Jonah, your allegedly alleged reader’s observation on “clinical legalism” is just right. Putting aside the stuff that was just plain wrong (this guy’s an “isolated extremist” — oh, yeah?), the president’s remarks had a horrible desiccated complacency. “Alleged . . .” “suspect . . .” “charged . . .” — because this is no different from a punk holding up a gas station, right? In all their alleged allegedness, this administration has an allergy to the concept of war, and thus to the tools of war, including strategy and war aims. In essence, they’ve accepted a Fort Hood model for this challenge: every so often, something will happen and people will die, and we’ll seal off the crime scene and take the alleged suspect into alleged custody. But it’s reactive, and it cripples our ability to prevent the death of innocents.

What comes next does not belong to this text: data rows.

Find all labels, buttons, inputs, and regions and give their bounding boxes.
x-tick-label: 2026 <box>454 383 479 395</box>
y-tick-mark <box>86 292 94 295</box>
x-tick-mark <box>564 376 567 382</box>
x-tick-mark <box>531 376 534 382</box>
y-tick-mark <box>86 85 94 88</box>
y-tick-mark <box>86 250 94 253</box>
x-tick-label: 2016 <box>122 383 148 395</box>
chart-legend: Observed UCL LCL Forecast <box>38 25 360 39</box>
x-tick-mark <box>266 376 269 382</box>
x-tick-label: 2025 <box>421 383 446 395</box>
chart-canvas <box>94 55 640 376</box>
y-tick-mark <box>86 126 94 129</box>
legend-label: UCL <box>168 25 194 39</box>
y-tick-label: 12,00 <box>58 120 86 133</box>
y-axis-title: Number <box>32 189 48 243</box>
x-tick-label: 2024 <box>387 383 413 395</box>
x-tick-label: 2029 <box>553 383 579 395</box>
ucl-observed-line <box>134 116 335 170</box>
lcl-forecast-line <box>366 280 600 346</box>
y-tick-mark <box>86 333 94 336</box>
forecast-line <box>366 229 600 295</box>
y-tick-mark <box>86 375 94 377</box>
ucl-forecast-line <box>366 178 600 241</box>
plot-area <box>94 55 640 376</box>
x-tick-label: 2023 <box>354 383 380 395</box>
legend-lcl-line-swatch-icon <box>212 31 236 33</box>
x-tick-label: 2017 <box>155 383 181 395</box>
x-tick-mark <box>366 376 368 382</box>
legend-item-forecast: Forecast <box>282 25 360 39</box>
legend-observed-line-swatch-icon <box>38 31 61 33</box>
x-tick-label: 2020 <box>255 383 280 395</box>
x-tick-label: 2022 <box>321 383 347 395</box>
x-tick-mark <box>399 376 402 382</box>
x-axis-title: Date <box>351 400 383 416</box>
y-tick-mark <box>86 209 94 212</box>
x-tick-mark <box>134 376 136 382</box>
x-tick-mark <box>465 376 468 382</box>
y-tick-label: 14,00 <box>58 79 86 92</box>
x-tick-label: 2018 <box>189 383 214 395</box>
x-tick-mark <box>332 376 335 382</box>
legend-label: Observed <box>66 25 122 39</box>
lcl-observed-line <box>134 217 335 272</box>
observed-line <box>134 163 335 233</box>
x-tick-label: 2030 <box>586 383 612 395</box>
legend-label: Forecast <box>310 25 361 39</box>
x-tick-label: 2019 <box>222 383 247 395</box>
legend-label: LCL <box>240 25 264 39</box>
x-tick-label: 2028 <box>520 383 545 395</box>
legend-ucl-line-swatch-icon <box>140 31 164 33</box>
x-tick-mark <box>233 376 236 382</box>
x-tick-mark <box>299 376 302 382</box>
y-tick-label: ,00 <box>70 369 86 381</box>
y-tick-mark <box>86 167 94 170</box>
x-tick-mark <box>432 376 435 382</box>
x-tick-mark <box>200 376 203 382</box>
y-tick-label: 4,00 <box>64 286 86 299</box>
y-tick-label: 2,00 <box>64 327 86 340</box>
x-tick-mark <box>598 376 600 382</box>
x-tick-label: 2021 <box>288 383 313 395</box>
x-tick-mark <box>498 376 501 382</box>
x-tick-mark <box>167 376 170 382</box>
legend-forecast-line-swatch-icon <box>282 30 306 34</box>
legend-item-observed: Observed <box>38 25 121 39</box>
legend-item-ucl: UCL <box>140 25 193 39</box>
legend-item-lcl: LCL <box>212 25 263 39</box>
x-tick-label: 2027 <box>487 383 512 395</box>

There’s a difference between an alleged suspect (which is what he is is the president’s fantasy) and an enemy combatant (which is what he is in reality). If this were a war, we would question him about who he hooked up with in Yemen, who did he meet with in London, and maybe get a lead on attacks to come. Instead, the authorities, having issued the Knickerbomber a multi-entry visa, having permitted him to board the plane, and having failed to detect his incendiary unwear, now allow him to lawyer up and ensure that we’ll never know who he knew in Yemen or anywhere else.
This would be a big enough gamble in the best of circumstances. Up against the broader background Derb discusses, it makes disaster inevitable.